Vcftools: Filtering By Multiple Regions (--Positions Flag?)
3
2
Entering edit mode
8.5 years ago
Matt W ▴ 250

Is there a way to filter multiple positions from my VCF files? I am trying to use vcftools which basically gives me two different options.

1. --chr $(chrom) --from-bp$(start) --to-bp \$(stop)

The problem with this approach is I need multiple regions. So do I just reuse these flags multiple times? Specifically, there are 2192 regions I would like to extract.

2. --positions pos.txt

According to the docs, the input file requires a "chromosome and position", but I need multiple regions. This would work if I could specify regions.

Am I misinterpreting how to use these flags? Or is there an easier way to extract multiple regions from VCF files?

Thanks!

vcftools snps filtering • 12k views
4
Entering edit mode
8.5 years ago

0
Entering edit mode

I don't actually have a second input file. I only have a list of regions that I would like to extract. Does bedtools support an input that isn't BED/GFF/VCF?

1
Entering edit mode

" I only have a list of regions": means you have a BED (chrom/chromStart/chromEnd) https://genome.ucsc.edu/FAQ/FAQformat.html#format1

0
Entering edit mode

Ah, silly question. Thanks for the reply. I should have read the docs before making an assumption about the format. Thanks!

0
Entering edit mode

Code works for me :) bedtools v2.25.0

bedtools intersect -a myfile.vcf.gz -b myref.bed -header > output.vcf

0
Entering edit mode

Thank you very much, it works for me.

1
Entering edit mode
8.5 years ago
Erik Garrison ★ 2.3k

vcfintersect in vcflib will do this.

vcfintersect -b regions.bed variants.vcf


You can also use another VCF file, but you'll need a reference (it checks the haplotypes to be sure that alleles are the same even if they are aligned differently).

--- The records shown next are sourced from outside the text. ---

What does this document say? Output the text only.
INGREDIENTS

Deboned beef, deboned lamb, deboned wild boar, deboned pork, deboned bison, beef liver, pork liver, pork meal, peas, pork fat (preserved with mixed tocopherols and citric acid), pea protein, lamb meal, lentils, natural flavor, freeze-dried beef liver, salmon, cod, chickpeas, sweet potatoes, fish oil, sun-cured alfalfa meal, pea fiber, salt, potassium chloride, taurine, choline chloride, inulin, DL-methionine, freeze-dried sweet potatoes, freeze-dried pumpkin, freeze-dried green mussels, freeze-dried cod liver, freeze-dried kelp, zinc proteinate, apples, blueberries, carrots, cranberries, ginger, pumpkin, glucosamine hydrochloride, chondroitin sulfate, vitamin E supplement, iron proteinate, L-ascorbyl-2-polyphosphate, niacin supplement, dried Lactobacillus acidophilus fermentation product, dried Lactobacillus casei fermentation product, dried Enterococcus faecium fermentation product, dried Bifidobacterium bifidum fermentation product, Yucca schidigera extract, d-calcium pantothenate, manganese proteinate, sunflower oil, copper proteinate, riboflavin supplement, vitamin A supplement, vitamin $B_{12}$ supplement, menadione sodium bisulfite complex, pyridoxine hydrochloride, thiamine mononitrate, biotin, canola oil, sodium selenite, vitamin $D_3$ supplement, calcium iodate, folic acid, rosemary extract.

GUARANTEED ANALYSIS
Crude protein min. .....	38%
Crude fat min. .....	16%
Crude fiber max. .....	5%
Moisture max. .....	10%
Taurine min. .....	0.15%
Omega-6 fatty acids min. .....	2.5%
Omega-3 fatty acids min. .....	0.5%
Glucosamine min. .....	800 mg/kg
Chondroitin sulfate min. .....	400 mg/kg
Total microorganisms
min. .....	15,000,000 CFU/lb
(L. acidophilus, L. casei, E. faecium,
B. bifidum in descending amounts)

vcfintersect -f ref.fa -i known.vcf new.vcf >results.vcf


Note that intersecting variants will remove alleles which don't overlap even if they are at the same position as variants which do. The records are all adjusted to reflect the fact that an allele has been removed to maintain semantic consistency in the file. Specifically, all Number=A and Number=G fields in INFO and in the sample fields are adjusted.

0
Entering edit mode
8.5 years ago

You could use the --bed option in vcftools (or use bedtools as Pierre suggests).